(Video) El modelo agroexportador en Argentina: origen, evolución y consecuencias
El modelo agroexportador argentino se desarrolló a fines del siglo XIX y comienzos del siglo XX, cuando la producción agrícola y ganadera se convirtió en la principal base económica del país. Este esquema se centró en la exportación de materias primas, principalmente cereales y carne, hacia los mercados europeos, mientras que la industria nacional quedaba relegada a un papel secundario.
El auge del modelo estuvo ligado al ingreso de inversiones extranjeras, especialmente británicas, que financiaron la construcción de ferrocarriles, puertos e infraestructuras destinadas a facilitar la salida de los productos agropecuarios. Este crecimiento permitió la llegada de grandes flujos de inmigrantes europeos, que transformaron la composición social y laboral de la Argentina.
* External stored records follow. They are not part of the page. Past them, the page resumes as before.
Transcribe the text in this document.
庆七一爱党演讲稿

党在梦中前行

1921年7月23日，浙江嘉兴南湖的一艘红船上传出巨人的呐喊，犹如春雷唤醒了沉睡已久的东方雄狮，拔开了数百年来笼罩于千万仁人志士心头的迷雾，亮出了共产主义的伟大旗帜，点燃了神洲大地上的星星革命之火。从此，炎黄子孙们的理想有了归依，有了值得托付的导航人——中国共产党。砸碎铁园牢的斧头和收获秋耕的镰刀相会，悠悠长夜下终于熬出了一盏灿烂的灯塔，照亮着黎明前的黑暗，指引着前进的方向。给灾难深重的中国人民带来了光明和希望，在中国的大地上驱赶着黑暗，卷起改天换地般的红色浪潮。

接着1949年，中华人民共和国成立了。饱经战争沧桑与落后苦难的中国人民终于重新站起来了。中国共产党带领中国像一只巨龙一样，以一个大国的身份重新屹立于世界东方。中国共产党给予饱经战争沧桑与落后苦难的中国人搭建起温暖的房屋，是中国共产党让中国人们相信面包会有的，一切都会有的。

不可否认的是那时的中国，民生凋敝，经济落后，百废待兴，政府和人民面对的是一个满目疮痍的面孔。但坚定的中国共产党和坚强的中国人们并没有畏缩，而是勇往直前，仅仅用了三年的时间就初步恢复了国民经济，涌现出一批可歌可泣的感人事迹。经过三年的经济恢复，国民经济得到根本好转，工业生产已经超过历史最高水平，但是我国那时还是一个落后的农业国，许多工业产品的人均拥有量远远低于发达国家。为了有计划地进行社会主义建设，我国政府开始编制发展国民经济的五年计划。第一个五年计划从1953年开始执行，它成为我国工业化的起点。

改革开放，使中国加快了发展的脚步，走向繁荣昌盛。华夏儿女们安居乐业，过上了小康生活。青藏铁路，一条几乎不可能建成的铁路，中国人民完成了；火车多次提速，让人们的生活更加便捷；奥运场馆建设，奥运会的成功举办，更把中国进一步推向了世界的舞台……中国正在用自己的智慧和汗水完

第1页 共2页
Entre las principales consecuencias del modelo agroexportador se destacó la generación de una economía dependiente de la demanda externa, la concentración de la tierra en pocas manos y la formación de una estructura social desigual. Al mismo tiempo, consolidó a la oligarquía terrateniente como clase dirigente, con fuerte influencia en la política y en las decisiones económicas del país.
En la actualidad, aunque la economía argentina ha atravesado distintos procesos de industrialización y apertura comercial, el sector agroexportador continúa siendo un pilar central. La producción de soja, maíz, trigo y carne mantiene su importancia en las exportaciones, con un rol determinante en la generación de divisas y en el debate sobre el rumbo económico nacional.